The Himmelberger lumber business dates back to 1867 when John "Isaac" Himmelberger started a large sawmill operations near Logansport, Indiana, on the Wabash River. The business was expanded in 1880 to Buffington, Missouri, in Stoddard County. (Mr. Buffington was the owner of the local sawmill.)
Isaac and wife, Catherine Haak, married in Indiana and were the parents of seven children. Son, John Henry, became the bookkeeper and operations manager at the second mill acquired near Morehouse, Missouri. The firm grew into one of the largest hardwood lumber plants in the country.
In 1895, the Himmelberger sawmills joined the Luce family of Ohio, which owned several hundred thousand acres of swamp woodlands in New Madrid County. Together, they formed the Himmelberger-Luce Land and Lumber Co.
In the prime of his life, 60-year-old Isaac Himmelberger was stricken by illness and died at his Logansport home July 16, 1900.
W.H. Harrison in 1902 purchased the Ohio firm creating the Himmelberger-Harrison Lumber Co., with John H. Himmelberger, president.
Throughout the vast swampland of Southeast Missouri, the lumber companies turned towering virgin timber into lumber. After clearing the forests, they came upon the realization the land was agriculturally rich with sediment from the flooding of the St. Francis and Mississippi rivers.
Otto Kochtitsky, representing the H-H Lumber Co., promoted the Little River Drainage District to reclaim the Little River swamp, a valley approximately 90 miles long by 20 mules wide. (Little River was named by early French trappers to distinguish it from the big Mississippi River.) Kochtitsky visited all the property owners to get permission by which to develop his plan. A corporation was created in 1907.
The Little River Drainage District encompassed 500,000 acres of land from Cape Girardeau to the Arkansas line. It is said the massive operation moved more dirt than the building the Panama Canal.
In 1889, John H. Himmelberger married Mary A. Kestling at the bride's home in Indiana.
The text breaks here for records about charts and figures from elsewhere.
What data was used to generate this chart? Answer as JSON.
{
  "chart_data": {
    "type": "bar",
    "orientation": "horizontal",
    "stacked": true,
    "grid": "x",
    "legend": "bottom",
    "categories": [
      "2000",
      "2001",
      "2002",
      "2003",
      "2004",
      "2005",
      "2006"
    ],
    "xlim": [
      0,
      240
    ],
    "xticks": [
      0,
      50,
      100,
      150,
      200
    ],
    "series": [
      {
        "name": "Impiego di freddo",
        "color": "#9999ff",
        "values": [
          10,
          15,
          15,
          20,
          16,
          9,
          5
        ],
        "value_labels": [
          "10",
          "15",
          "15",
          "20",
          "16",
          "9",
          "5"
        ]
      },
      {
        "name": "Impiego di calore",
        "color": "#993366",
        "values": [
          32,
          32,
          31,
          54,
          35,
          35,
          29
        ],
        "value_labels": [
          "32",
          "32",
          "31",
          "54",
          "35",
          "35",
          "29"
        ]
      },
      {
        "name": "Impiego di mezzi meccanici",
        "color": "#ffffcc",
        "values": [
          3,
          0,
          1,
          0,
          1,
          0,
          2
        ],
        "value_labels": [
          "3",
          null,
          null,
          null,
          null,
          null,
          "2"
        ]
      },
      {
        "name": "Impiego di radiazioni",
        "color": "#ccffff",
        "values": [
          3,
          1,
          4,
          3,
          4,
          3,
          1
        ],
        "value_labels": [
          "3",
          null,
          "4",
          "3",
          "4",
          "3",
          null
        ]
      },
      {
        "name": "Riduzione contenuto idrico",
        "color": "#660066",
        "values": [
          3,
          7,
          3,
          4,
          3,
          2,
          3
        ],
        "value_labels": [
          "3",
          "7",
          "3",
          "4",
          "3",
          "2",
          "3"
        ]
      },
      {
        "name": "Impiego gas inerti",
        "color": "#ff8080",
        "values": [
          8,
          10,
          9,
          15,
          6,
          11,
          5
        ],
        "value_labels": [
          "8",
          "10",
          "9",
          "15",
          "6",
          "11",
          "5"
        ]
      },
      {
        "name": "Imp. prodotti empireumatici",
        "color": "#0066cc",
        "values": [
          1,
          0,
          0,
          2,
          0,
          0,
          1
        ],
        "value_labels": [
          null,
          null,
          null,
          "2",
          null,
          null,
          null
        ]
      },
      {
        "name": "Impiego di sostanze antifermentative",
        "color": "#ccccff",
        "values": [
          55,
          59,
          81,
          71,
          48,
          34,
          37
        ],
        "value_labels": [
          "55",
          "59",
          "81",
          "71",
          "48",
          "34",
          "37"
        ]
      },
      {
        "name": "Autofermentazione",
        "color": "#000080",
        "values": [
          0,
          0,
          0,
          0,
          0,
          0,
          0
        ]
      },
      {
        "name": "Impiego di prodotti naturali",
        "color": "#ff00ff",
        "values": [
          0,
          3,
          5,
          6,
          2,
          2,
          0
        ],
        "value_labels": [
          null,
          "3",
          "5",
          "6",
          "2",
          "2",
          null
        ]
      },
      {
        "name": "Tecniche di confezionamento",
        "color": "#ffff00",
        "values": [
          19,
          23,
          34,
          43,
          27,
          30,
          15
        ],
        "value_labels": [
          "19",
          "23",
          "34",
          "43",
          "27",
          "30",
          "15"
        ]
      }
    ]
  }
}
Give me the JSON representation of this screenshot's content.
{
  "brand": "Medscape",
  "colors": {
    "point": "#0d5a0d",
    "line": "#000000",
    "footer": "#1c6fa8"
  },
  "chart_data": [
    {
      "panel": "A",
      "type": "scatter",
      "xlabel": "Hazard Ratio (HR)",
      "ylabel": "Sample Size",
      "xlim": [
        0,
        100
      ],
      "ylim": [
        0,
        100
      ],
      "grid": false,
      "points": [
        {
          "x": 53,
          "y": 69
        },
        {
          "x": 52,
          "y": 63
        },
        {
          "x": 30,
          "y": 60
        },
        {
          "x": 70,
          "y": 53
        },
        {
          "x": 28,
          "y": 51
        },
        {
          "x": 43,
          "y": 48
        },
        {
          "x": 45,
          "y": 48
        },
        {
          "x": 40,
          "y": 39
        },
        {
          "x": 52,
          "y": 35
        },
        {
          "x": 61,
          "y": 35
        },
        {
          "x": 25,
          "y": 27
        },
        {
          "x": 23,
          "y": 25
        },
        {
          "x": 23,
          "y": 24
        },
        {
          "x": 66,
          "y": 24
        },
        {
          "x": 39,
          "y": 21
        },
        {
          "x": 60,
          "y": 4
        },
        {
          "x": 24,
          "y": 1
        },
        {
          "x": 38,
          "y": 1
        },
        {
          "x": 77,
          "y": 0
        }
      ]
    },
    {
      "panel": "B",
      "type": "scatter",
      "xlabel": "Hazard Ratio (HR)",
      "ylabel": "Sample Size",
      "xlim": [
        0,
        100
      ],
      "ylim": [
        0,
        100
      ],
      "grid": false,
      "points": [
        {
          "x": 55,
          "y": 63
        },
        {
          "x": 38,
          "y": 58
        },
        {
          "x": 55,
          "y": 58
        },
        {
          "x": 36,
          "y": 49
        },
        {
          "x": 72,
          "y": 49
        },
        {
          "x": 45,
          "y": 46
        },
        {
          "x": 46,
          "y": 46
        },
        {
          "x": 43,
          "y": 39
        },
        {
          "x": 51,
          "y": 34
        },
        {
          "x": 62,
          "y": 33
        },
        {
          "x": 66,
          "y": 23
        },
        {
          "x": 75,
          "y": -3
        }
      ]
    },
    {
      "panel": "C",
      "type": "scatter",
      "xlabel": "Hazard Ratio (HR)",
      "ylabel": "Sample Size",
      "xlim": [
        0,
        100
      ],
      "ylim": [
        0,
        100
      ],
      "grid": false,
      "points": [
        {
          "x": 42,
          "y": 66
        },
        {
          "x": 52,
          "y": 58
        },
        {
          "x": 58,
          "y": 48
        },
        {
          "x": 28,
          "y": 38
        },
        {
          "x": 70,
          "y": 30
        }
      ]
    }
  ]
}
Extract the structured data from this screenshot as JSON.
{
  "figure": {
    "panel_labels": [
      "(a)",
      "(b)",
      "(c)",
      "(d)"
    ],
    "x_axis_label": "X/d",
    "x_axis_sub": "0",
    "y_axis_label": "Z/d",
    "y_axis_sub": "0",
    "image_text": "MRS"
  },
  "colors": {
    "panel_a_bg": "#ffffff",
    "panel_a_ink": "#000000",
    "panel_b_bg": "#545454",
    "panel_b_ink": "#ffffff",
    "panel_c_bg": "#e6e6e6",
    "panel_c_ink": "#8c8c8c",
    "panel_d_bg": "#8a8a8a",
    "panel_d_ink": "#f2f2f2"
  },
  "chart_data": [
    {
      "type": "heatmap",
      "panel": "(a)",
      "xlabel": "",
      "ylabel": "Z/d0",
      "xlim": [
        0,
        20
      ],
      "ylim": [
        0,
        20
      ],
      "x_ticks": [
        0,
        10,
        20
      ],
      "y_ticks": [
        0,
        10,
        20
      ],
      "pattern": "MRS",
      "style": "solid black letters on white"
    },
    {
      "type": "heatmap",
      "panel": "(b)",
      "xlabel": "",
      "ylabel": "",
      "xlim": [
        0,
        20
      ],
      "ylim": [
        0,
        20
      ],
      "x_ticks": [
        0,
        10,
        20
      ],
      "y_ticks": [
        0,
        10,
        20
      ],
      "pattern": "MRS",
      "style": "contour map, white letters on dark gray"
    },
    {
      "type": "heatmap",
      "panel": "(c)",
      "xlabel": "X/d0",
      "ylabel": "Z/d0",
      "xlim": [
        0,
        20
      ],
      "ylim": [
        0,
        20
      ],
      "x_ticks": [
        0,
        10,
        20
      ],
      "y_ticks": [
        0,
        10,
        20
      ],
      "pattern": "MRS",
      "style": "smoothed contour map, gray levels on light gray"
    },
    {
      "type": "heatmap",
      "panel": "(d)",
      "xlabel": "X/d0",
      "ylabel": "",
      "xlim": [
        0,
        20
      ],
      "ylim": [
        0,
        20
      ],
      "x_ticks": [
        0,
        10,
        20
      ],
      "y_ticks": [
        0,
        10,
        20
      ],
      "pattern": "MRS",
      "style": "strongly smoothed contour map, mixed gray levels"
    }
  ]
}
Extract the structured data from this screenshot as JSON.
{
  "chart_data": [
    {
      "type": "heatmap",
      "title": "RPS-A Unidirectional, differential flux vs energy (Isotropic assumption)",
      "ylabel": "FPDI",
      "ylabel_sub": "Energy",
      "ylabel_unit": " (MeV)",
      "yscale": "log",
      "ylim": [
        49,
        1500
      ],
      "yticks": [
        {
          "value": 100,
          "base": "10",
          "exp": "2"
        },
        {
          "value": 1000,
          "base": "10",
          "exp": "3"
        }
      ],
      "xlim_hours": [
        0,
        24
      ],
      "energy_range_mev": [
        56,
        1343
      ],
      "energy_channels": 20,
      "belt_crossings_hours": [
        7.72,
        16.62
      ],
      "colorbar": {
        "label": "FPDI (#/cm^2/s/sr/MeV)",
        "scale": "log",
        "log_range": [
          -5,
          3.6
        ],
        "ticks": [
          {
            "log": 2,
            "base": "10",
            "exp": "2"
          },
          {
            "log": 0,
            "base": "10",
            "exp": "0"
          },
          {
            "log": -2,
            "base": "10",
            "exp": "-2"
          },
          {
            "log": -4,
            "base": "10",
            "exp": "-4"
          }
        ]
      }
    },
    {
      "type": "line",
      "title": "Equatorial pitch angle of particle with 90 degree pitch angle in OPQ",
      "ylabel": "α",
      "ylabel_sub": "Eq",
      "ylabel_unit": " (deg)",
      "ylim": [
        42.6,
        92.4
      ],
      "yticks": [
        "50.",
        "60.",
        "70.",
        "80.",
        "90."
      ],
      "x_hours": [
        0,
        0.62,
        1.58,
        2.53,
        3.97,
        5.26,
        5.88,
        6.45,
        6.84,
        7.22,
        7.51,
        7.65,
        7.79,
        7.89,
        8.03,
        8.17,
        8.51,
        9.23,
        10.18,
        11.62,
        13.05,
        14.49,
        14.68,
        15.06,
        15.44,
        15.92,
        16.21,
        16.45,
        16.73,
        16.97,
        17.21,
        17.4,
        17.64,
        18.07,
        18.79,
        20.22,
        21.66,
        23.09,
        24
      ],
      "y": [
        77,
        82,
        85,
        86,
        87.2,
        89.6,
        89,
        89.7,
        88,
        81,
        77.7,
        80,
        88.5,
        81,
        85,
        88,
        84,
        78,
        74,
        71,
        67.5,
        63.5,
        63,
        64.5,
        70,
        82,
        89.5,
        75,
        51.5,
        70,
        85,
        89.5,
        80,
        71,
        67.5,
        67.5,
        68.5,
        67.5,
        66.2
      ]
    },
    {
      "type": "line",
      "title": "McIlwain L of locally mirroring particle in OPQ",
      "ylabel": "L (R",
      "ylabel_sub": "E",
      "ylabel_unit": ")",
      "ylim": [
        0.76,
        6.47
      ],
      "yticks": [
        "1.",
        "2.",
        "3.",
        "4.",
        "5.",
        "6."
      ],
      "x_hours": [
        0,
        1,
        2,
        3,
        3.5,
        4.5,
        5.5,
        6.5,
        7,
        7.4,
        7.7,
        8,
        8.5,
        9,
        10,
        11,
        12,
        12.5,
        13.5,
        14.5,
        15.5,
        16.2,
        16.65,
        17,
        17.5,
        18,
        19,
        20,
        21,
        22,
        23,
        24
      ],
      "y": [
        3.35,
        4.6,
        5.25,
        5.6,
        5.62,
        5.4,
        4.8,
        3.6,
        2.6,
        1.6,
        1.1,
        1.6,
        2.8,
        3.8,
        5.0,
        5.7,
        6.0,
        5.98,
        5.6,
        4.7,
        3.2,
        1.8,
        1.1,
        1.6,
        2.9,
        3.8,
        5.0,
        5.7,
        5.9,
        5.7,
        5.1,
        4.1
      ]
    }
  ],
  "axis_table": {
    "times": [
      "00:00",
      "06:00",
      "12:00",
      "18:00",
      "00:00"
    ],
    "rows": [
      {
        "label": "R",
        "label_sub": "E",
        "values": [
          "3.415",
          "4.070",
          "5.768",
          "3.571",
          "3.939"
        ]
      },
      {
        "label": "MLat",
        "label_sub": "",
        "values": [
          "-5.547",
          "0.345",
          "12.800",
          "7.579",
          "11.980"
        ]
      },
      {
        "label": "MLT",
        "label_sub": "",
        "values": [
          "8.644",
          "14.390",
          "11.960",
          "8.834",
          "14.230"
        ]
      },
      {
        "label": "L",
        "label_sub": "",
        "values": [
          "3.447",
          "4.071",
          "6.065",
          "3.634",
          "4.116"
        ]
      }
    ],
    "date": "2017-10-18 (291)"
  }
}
Moving to Cape Girardeau in 1901 from Morehouse, they became parents of Harry, Charles, Katherine and John M. They built their 12-room stately home at 700 Bellevue, on the northwest corner of Sprigg and Bellevue.
A five-story, reinforced steel brick building was built in 1907 on the corner of Fountain Streeet and Broadway in Cape Giardeau to become the headquarters of Himmelberger-Harrison Lumber Co., as well as the Little River Drainage District offices.
While on a journey from Chicago to Indiana to visit his sister, Lillian Cresmond, John Henry Himmelberger became ill. He later died on Oct. 7, 1930, at Cresmond's summer home. Internment was in the New Lorimier Cemetery Mausoleum conducted by the First Presbyterian Church pastor. Both he and Mary, who died three years later, were active in Cape Girardeau organizations. As president of the library board, she was very active in obtaining the Carnegie Library.
The Himmelberger home passed into the hands of the Louis Hecht family in 1935, when it was razed. The Hechts' Tudor-style home was completed October 1937. It is presently the parsonage of Centenary United Methodist Church.